Allbirds became a meme stock this week after announcing plans to hang up its sneakers and enter the world of AI infrastructure.
The stock surged more than 800% on Wednesday, but the gains tapered off on Thursday. The stock price fell by up to 30% during the session.
Allbirds sold its shoe business $39 million At the end of March, the company plans to take advantage of a $50 million convertible loan facility to enter the world of AI computing infrastructure. This is certainly a large company, but much larger companies in this space, like CoreWeave, face challenges and volatility in both stocks and bonds.
One advantage may be that Allbirds (now NewBird AI) comes in at a time when commentators have expressed concern that the supply of critical computing infrastructure is not keeping up with demand. Still, this is a bold plan like many other companies have tried before (remember Long Island Blockchain Corp?).
Here’s what investment pros are saying about Allbirds’ AI pivot.
Allbirds’ bet on AI is ‘the height of stupidity’
“The transition from selling wool sneakers to pursuing AI computing could be one of the wildest turning points this quarter,” said Shay Boroa, Futurum’s chief market strategist.
Futurum CEO Daniel Newman responded, calling it “the most ridiculous pivot I’ve ever seen.” The analyst said Allbird’s surge was due to capital outflows from what he called “more legitimate AI REITs” such as CipherMining, TeraWulf and IREN Limited.
“This is going to end badly. $50 million to build an AI cloud. The height of stupidity,” Newman posted as the stock soared.
Repercussions of the dot-com bubble
Liz Ann Saunders, chief market strategist at the Schwab Center for Financial Research, said she was skeptical.

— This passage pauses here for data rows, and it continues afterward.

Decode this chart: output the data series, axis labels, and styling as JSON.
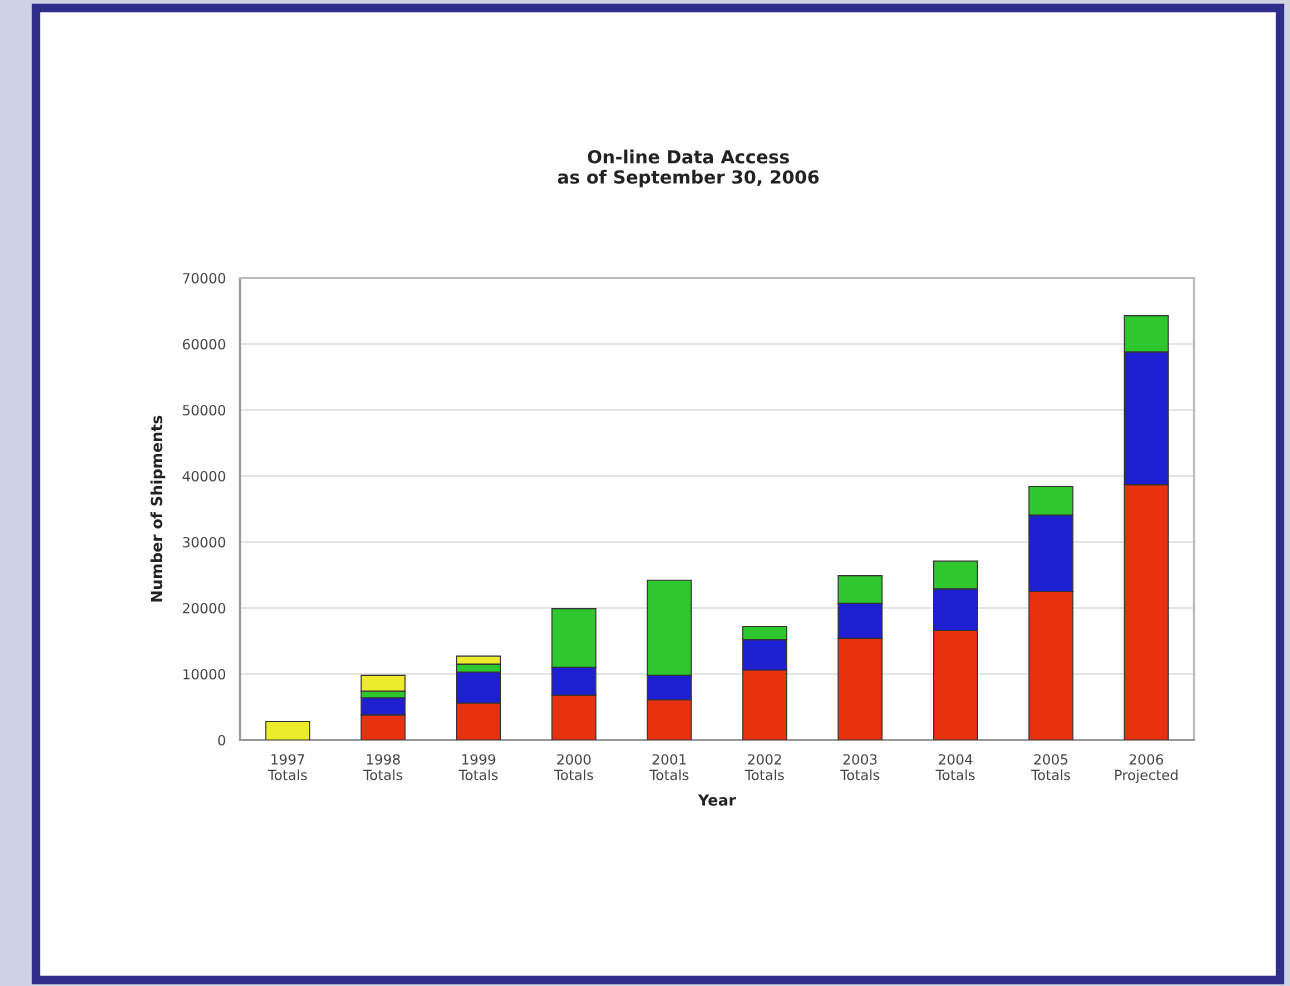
{
  "chart_data": {
    "type": "bar",
    "stacked": true,
    "title": "On-line Data Access\nas of September 30, 2006",
    "xlabel": "Year",
    "ylabel": "Number of Shipments",
    "categories": [
      "1997\nTotals",
      "1998\nTotals",
      "1999\nTotals",
      "2000\nTotals",
      "2001\nTotals",
      "2002\nTotals",
      "2003\nTotals",
      "2004\nTotals",
      "2005\nTotals",
      "2006\nProjected"
    ],
    "series": [
      {
        "color": "#e8320f",
        "values": [
          null,
          3800,
          5600,
          6800,
          6100,
          10600,
          15400,
          16600,
          22500,
          38700
        ]
      },
      {
        "color": "#1f1fd2",
        "values": [
          null,
          2600,
          4700,
          4200,
          3700,
          4600,
          5300,
          6300,
          11600,
          20100
        ]
      },
      {
        "color": "#2ec82e",
        "values": [
          null,
          1000,
          1200,
          8900,
          14400,
          2000,
          4200,
          4200,
          4300,
          5500
        ]
      },
      {
        "color": "#ecec2c",
        "values": [
          2800,
          2400,
          1200,
          null,
          null,
          null,
          null,
          null,
          null,
          null
        ]
      }
    ],
    "ylim": [
      0,
      70000
    ],
    "yticks": [
      0,
      10000,
      20000,
      30000,
      40000,
      50000,
      60000,
      70000
    ],
    "grid": "y"
  }
}
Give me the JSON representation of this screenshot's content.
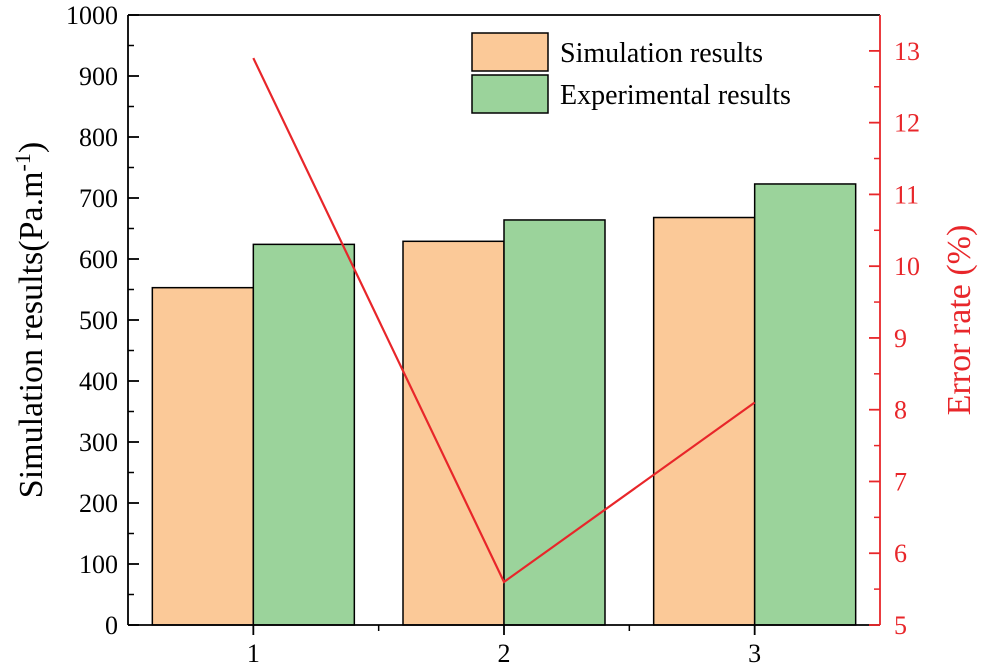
{
  "chart_data": {
    "type": "bar",
    "categories": [
      "1",
      "2",
      "3"
    ],
    "series": [
      {
        "name": "Simulation results",
        "values": [
          553,
          629,
          668
        ],
        "color": "#fbc998"
      },
      {
        "name": "Experimental results",
        "values": [
          624,
          664,
          723
        ],
        "color": "#9bd39b"
      }
    ],
    "line_series": {
      "name": "Error rate",
      "values": [
        12.9,
        5.6,
        8.1
      ],
      "color": "#e8262a"
    },
    "ylabel": "Simulation results(Pa.m",
    "ylabel_sup": "-1",
    "ylabel_close": ")",
    "y2label": "Error rate (%)",
    "ylim": [
      0,
      1000
    ],
    "y2lim": [
      5,
      13.5
    ],
    "yticks": [
      "0",
      "100",
      "200",
      "300",
      "400",
      "500",
      "600",
      "700",
      "800",
      "900",
      "1000"
    ],
    "y2ticks": [
      "5",
      "6",
      "7",
      "8",
      "9",
      "10",
      "11",
      "12",
      "13"
    ],
    "legend_position": "top-right"
  }
}
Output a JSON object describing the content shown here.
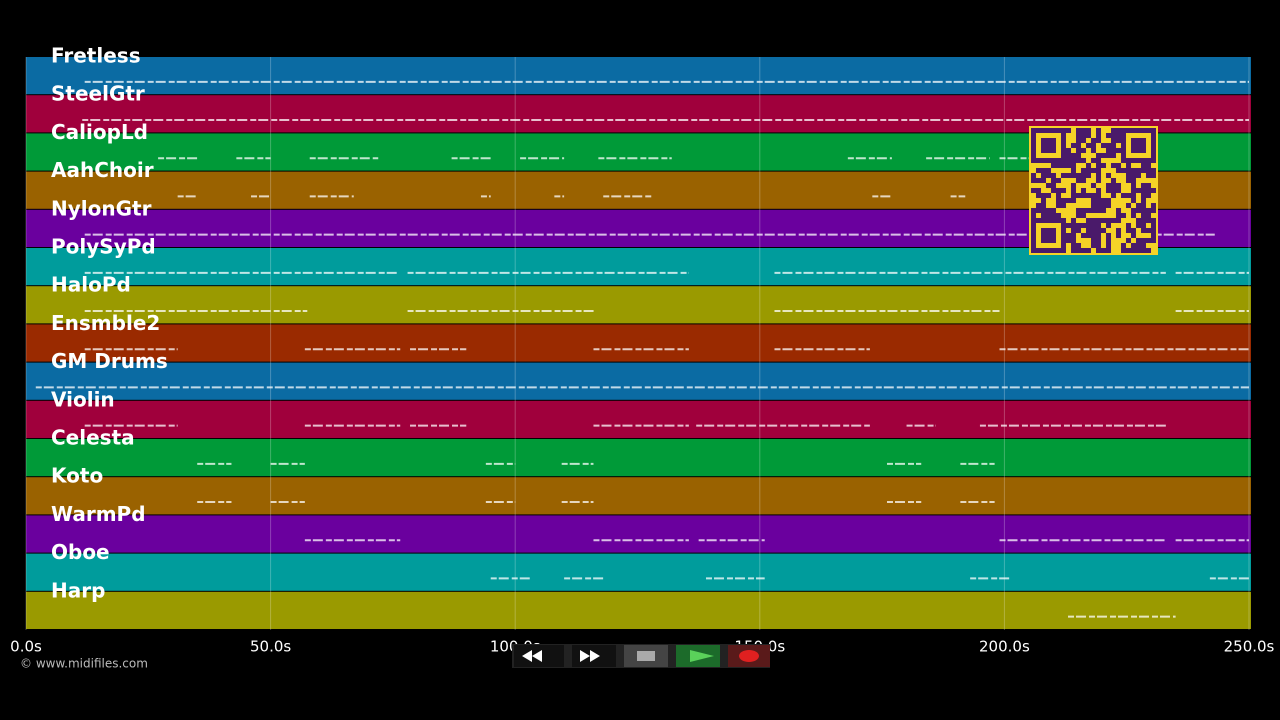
{
  "tracks": [
    {
      "name": "Fretless",
      "color": "#0b6ba3",
      "notes": [
        [
          12,
          250
        ]
      ]
    },
    {
      "name": "SteelGtr",
      "color": "#a0003c",
      "notes": [
        [
          11.5,
          250
        ]
      ]
    },
    {
      "name": "CaliopLd",
      "color": "#009a38",
      "notes": [
        [
          27,
          35
        ],
        [
          43,
          50
        ],
        [
          58,
          72
        ],
        [
          87,
          95
        ],
        [
          101,
          110
        ],
        [
          117,
          132
        ],
        [
          168,
          177
        ],
        [
          184,
          197
        ],
        [
          199,
          205
        ]
      ]
    },
    {
      "name": "AahChoir",
      "color": "#9a6200",
      "notes": [
        [
          31,
          35
        ],
        [
          46,
          50
        ],
        [
          58,
          67
        ],
        [
          93,
          95
        ],
        [
          108,
          110
        ],
        [
          118,
          128
        ],
        [
          173,
          177
        ],
        [
          189,
          192
        ]
      ]
    },
    {
      "name": "NylonGtr",
      "color": "#6a009e",
      "notes": [
        [
          12,
          243
        ]
      ]
    },
    {
      "name": "PolySyPd",
      "color": "#009c9c",
      "notes": [
        [
          12,
          76
        ],
        [
          78,
          135.5
        ],
        [
          153,
          233
        ],
        [
          235,
          250
        ]
      ]
    },
    {
      "name": "HaloPd",
      "color": "#9a9a00",
      "notes": [
        [
          12,
          57.5
        ],
        [
          78,
          116.5
        ],
        [
          153,
          199
        ],
        [
          235,
          250
        ]
      ]
    },
    {
      "name": "Ensmble2",
      "color": "#9a2a00",
      "notes": [
        [
          12,
          31
        ],
        [
          57,
          76.5
        ],
        [
          78.5,
          90
        ],
        [
          116,
          135.5
        ],
        [
          153,
          172.5
        ],
        [
          199,
          250
        ]
      ]
    },
    {
      "name": "GM Drums",
      "color": "#0b6ba3",
      "notes": [
        [
          2,
          250
        ]
      ]
    },
    {
      "name": "Violin",
      "color": "#a0003c",
      "notes": [
        [
          12,
          31
        ],
        [
          57,
          76.5
        ],
        [
          78.5,
          90
        ],
        [
          116,
          135.5
        ],
        [
          137,
          172.5
        ],
        [
          180,
          186
        ],
        [
          195,
          233
        ]
      ]
    },
    {
      "name": "Celesta",
      "color": "#009a38",
      "notes": [
        [
          35,
          42
        ],
        [
          50,
          57
        ],
        [
          94,
          100
        ],
        [
          109.5,
          116
        ],
        [
          176,
          183
        ],
        [
          191,
          198
        ]
      ]
    },
    {
      "name": "Koto",
      "color": "#9a6200",
      "notes": [
        [
          35,
          42
        ],
        [
          50,
          57
        ],
        [
          94,
          100
        ],
        [
          109.5,
          116
        ],
        [
          176,
          183
        ],
        [
          191,
          198
        ]
      ]
    },
    {
      "name": "WarmPd",
      "color": "#6a009e",
      "notes": [
        [
          57,
          76.5
        ],
        [
          116,
          135.5
        ],
        [
          137.5,
          151
        ],
        [
          199,
          233
        ],
        [
          235,
          250
        ]
      ]
    },
    {
      "name": "Oboe",
      "color": "#009c9c",
      "notes": [
        [
          95,
          103
        ],
        [
          110,
          118
        ],
        [
          139,
          151
        ],
        [
          193,
          201
        ],
        [
          242,
          250
        ]
      ]
    },
    {
      "name": "Harp",
      "color": "#9a9a00",
      "notes": [
        [
          213,
          235
        ]
      ]
    }
  ],
  "timeline": {
    "xlim": [
      0,
      250
    ],
    "ticks": [
      {
        "value": 0,
        "label": "0.0s"
      },
      {
        "value": 50,
        "label": "50.0s"
      },
      {
        "value": 100,
        "label": "100.0s"
      },
      {
        "value": 150,
        "label": "150.0s"
      },
      {
        "value": 200,
        "label": "200.0s"
      },
      {
        "value": 250,
        "label": "250.0s"
      }
    ]
  },
  "footer": "© www.midifiles.com"
}
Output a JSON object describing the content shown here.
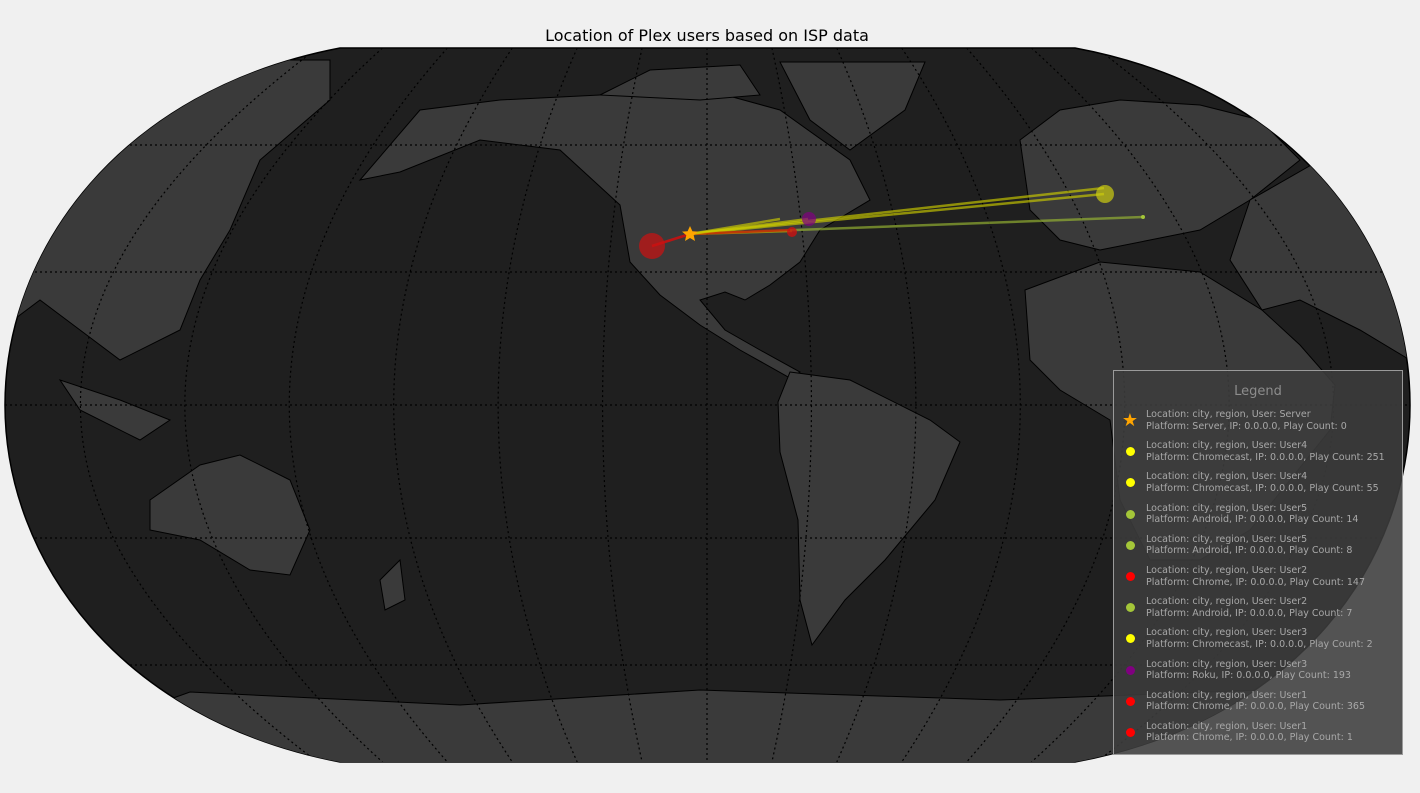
{
  "title": "Location of Plex users based on ISP data",
  "colors": {
    "ocean": "#1f1f1f",
    "land": "#3a3a3a",
    "background": "#f0f0f0",
    "server": "#ffa500"
  },
  "legend": {
    "title": "Legend",
    "entries": [
      {
        "marker": "star",
        "color": "#ffa500",
        "line1": "Location: city, region,  User: Server",
        "line2": "Platform: Server, IP: 0.0.0.0, Play Count: 0"
      },
      {
        "marker": "dot",
        "color": "#ffff00",
        "line1": "Location: city, region,  User: User4",
        "line2": "Platform: Chromecast, IP: 0.0.0.0, Play Count: 251"
      },
      {
        "marker": "dot",
        "color": "#ffff00",
        "line1": "Location: city, region,  User: User4",
        "line2": "Platform: Chromecast, IP: 0.0.0.0, Play Count: 55"
      },
      {
        "marker": "dot",
        "color": "#a4c639",
        "line1": "Location: city, region,  User: User5",
        "line2": "Platform: Android, IP: 0.0.0.0, Play Count: 14"
      },
      {
        "marker": "dot",
        "color": "#a4c639",
        "line1": "Location: city, region,  User: User5",
        "line2": "Platform: Android, IP: 0.0.0.0, Play Count: 8"
      },
      {
        "marker": "dot",
        "color": "#ff0000",
        "line1": "Location: city, region,  User: User2",
        "line2": "Platform: Chrome, IP: 0.0.0.0, Play Count: 147"
      },
      {
        "marker": "dot",
        "color": "#a4c639",
        "line1": "Location: city, region,  User: User2",
        "line2": "Platform: Android, IP: 0.0.0.0, Play Count: 7"
      },
      {
        "marker": "dot",
        "color": "#ffff00",
        "line1": "Location: city, region,  User: User3",
        "line2": "Platform: Chromecast, IP: 0.0.0.0, Play Count: 2"
      },
      {
        "marker": "dot",
        "color": "#800080",
        "line1": "Location: city, region,  User: User3",
        "line2": "Platform: Roku, IP: 0.0.0.0, Play Count: 193"
      },
      {
        "marker": "dot",
        "color": "#ff0000",
        "line1": "Location: city, region,  User: User1",
        "line2": "Platform: Chrome, IP: 0.0.0.0, Play Count: 365"
      },
      {
        "marker": "dot",
        "color": "#ff0000",
        "line1": "Location: city, region,  User: User1",
        "line2": "Platform: Chrome, IP: 0.0.0.0, Play Count: 1"
      }
    ]
  }
}
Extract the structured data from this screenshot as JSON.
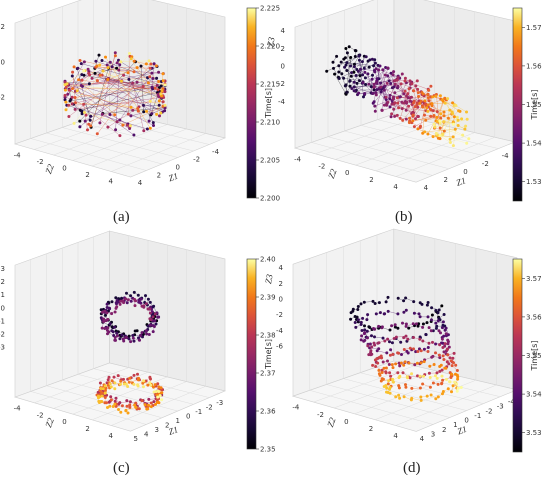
{
  "chart_data": [
    {
      "type": "scatter",
      "caption": "(a)",
      "shape": "torus",
      "axis_labels": {
        "z3": "Z3",
        "z2": "Z2",
        "z1": "Z1"
      },
      "axis_ticks": {
        "z3": [
          "2",
          "0",
          "-2"
        ],
        "z2": [
          "-4",
          "-2",
          "0",
          "2",
          "4"
        ],
        "z1": [
          "4",
          "2",
          "0",
          "-2",
          "-4"
        ]
      },
      "colorbar": {
        "label": "Time[s]",
        "min": 2.2,
        "max": 2.225,
        "ticks": [
          "2.200",
          "2.205",
          "2.210",
          "2.215",
          "2.220",
          "2.225"
        ]
      }
    },
    {
      "type": "scatter",
      "caption": "(b)",
      "shape": "cloud",
      "axis_labels": {
        "z3": "Z3",
        "z2": "Z2",
        "z1": "Z1"
      },
      "axis_ticks": {
        "z3": [
          "4",
          "2",
          "0",
          "-2",
          "-4"
        ],
        "z2": [
          "-4",
          "-2",
          "0",
          "2",
          "4"
        ],
        "z1": [
          "4",
          "2",
          "0",
          "-2",
          "-4"
        ]
      },
      "colorbar": {
        "label": "Time[s]",
        "min": 1.525,
        "max": 1.575,
        "ticks": [
          "1.53",
          "1.54",
          "1.55",
          "1.56",
          "1.57"
        ]
      }
    },
    {
      "type": "scatter",
      "caption": "(c)",
      "shape": "twin-loops",
      "axis_labels": {
        "z3": "Z3",
        "z2": "Z2",
        "z1": "Z1"
      },
      "axis_ticks": {
        "z3": [
          "3",
          "2",
          "1",
          "0",
          "-1",
          "-2",
          "-3"
        ],
        "z2": [
          "-4",
          "-2",
          "0",
          "2",
          "4"
        ],
        "z1": [
          "5",
          "4",
          "3",
          "2",
          "1",
          "0",
          "-1",
          "-2",
          "-3"
        ]
      },
      "colorbar": {
        "label": "Time[s]",
        "min": 2.35,
        "max": 2.4,
        "ticks": [
          "2.35",
          "2.36",
          "2.37",
          "2.38",
          "2.39",
          "2.40"
        ]
      }
    },
    {
      "type": "scatter",
      "caption": "(d)",
      "shape": "stacked-loops",
      "axis_labels": {
        "z3": "Z3",
        "z2": "Z2",
        "z1": "Z1"
      },
      "axis_ticks": {
        "z3": [
          "4",
          "2",
          "0",
          "-2",
          "-4",
          "-6"
        ],
        "z2": [
          "-4",
          "-2",
          "0",
          "2",
          "4"
        ],
        "z1": [
          "4",
          "3",
          "2",
          "1",
          "0",
          "-1",
          "-2",
          "-3",
          "-4"
        ]
      },
      "colorbar": {
        "label": "Time[s]",
        "min": 3.525,
        "max": 3.575,
        "ticks": [
          "3.53",
          "3.54",
          "3.55",
          "3.56",
          "3.57"
        ]
      }
    }
  ]
}
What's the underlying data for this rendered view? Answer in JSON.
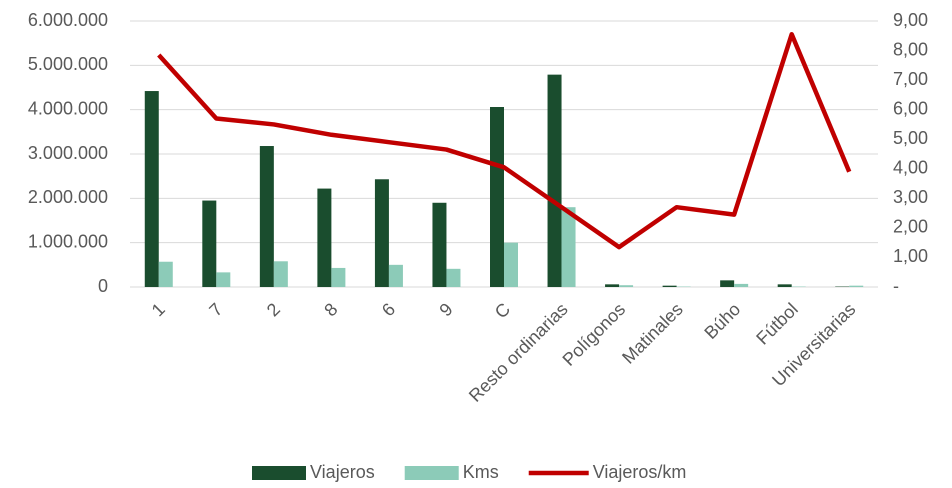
{
  "chart_data": {
    "type": "bar_line",
    "categories": [
      "1",
      "7",
      "2",
      "8",
      "6",
      "9",
      "C",
      "Resto ordinarias",
      "Polígonos",
      "Matinales",
      "Búho",
      "Fútbol",
      "Universitarias"
    ],
    "series": [
      {
        "name": "Viajeros",
        "color": "#1a4d2e",
        "type": "bar",
        "values": [
          4420000,
          1950000,
          3180000,
          2220000,
          2430000,
          1900000,
          4060000,
          4790000,
          60000,
          30000,
          150000,
          60000,
          10000
        ]
      },
      {
        "name": "Kms",
        "color": "#8ccbb8",
        "type": "bar",
        "values": [
          570000,
          330000,
          580000,
          430000,
          500000,
          410000,
          1000000,
          1800000,
          40000,
          10000,
          70000,
          10000,
          30000
        ]
      },
      {
        "name": "Viajeros/km",
        "color": "#c00000",
        "type": "line",
        "axis": "y2",
        "values": [
          7.85,
          5.7,
          5.5,
          5.15,
          4.9,
          4.65,
          4.05,
          2.7,
          1.35,
          2.7,
          2.45,
          8.55,
          3.9
        ]
      }
    ],
    "ylim": [
      0,
      6000000
    ],
    "yticks": [
      {
        "value": 0,
        "label": "0"
      },
      {
        "value": 1000000,
        "label": "1.000.000"
      },
      {
        "value": 2000000,
        "label": "2.000.000"
      },
      {
        "value": 3000000,
        "label": "3.000.000"
      },
      {
        "value": 4000000,
        "label": "4.000.000"
      },
      {
        "value": 5000000,
        "label": "5.000.000"
      },
      {
        "value": 6000000,
        "label": "6.000.000"
      }
    ],
    "y2lim": [
      0,
      9
    ],
    "y2ticks": [
      {
        "value": 0,
        "label": "-"
      },
      {
        "value": 1,
        "label": "1,00"
      },
      {
        "value": 2,
        "label": "2,00"
      },
      {
        "value": 3,
        "label": "3,00"
      },
      {
        "value": 4,
        "label": "4,00"
      },
      {
        "value": 5,
        "label": "5,00"
      },
      {
        "value": 6,
        "label": "6,00"
      },
      {
        "value": 7,
        "label": "7,00"
      },
      {
        "value": 8,
        "label": "8,00"
      },
      {
        "value": 9,
        "label": "9,00"
      }
    ],
    "grid": true,
    "legend": "bottom"
  }
}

“I have no role in this game and don’t cover individual stocks, but the story of AllBirds is that a struggling consumer brand with a well-known name uses a public shell to access the story of a hot topic…The business doesn’t matter, only the association matters. In the ’90s it was Internet commerce, now it’s GPU infrastructure.”
Mark Marek, head of investments at Sievert Financial, also drew comparisons to the dot-com era, noting that companies betting on the endless demand for resources such as AI computing are asking for trouble.
“The explosion is coming,” he said.
“A drop in the bucket”
In response to the news, William Blair analysts issued a note informing clients that they would no longer cover Allbirds’ transformation of its AI strategy.
“This is a hurray no matter how you look at it…Nonetheless, the stock price is overstated, trading at an enterprise value of about $140 million on the news, up from a pre-announcement valuation of nearly $10 million.”
“Given deep uncertainty about the downsizing of the footwear business and new initiatives in cloud computing, there are no metrics here,” they added.
Analysts say the $50 million the company plans to use to fund its transition to AI infrastructure is “just a drop in the bucket in the broader neocloud market, where most companies are spending capital investment budgets in the billions.”
Stock market hits record high, BIRD soars
Citorini is Virtual AI doomsday scenario “Why don’t we wait until we’re at least 5% above our all-time high before we start this,” he joked about Allbird’s huge stock price rally, which spooked investors earlier this year.
“A company that sold its shoe brand for $39 million (less than 10 cents at peak valuation) could increase its market cap by $127 million in a single trading session by announcing a switch to GPU leasing, and the market isn’t pricing in the risk,” said Mark Marek of Financial.